In Whaley's view, the case should have been treated as a possible homicide. But Orleans Parish coroner Frank Minyard ruled the death "unclassified" after what appears to have been a cursory inquiry. And in the end no law enforcement agency ever probed the matter, and no media outlet ever reported on the enigmatic case of the burned man, who was eventually identified, via DNA analysis, as Henry Glover, 31.
I've been able to reconstruct the final hours of Henry Glover's life from interviews with two eyewitnesses. On Sept. 2, 2005, Glover was walking with his friend Bernard Calloway behind a shuttered Chuck E. Cheese pizza place in a run-down strip mall in the Algiers section of New Orleans. Suddenly, there was a shout -- "Get out of here!" -- followed by the crack of a single gunshot. The bullet pierced Glover's chest.

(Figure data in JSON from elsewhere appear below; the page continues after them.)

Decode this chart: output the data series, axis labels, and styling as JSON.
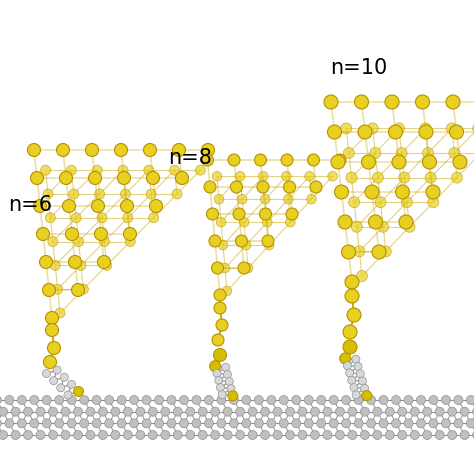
{
  "background_color": "#ffffff",
  "gold_color": "#E8D020",
  "gold_edge_color": "#B89000",
  "carbon_color": "#C0C0C0",
  "carbon_edge_color": "#909090",
  "bond_color_gold": "#C8A800",
  "bond_color_carbon": "#A0A0A0",
  "graphene_color": "#C0C0C0",
  "graphene_edge": "#909090",
  "sulfur_color": "#D4C000",
  "labels": [
    "n=6",
    "n=8",
    "n=10"
  ],
  "label_fontsize": 15,
  "figsize": [
    4.74,
    4.74
  ],
  "dpi": 100
}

As Glover bled, Calloway ran and got Glover's brother, Edward King, who was at an apartment complex nearby. King tells me neither he nor Calloway saw the shooter, and he doesn't know why the crime went down. But King knows what happened next: he and Calloway began desperately searching for someone with a car who could drive Glover to a hospital.
When William Tanner came rolling down Seine Street in his white 2002 Chevrolet Malibu, King rushed into the road and pleaded with him to stop. A middle-aged junkyard helper and lawn mower repairman, Tanner didn't know King or the others, but he could see Glover needed immediate medical attention. "We picked [Glover] up and put him in the car," Tanner recalls. "He was still breathing. We thought he might have a fair chance of surviving."
Tanner says he made a snap decision that the nearest hospital -- the West Jefferson Medical Center -- was too far away and chose instead to drive Glover to Paul B. Habans Elementary School, a public school that had been commandeered by the New Orleans Police Department tactical unit, or SWAT team, for use as a temporary base. The police, Tanner thought, would know how to help the wounded man; at the very least, they'd be able to get him an ambulance. But when Tanner pulled his car into the school's semicircular driveway, things turned out very differently: rather than rushing to aid Glover, the officers treated everyone in the vehicle with hostility, according to Tanner and King.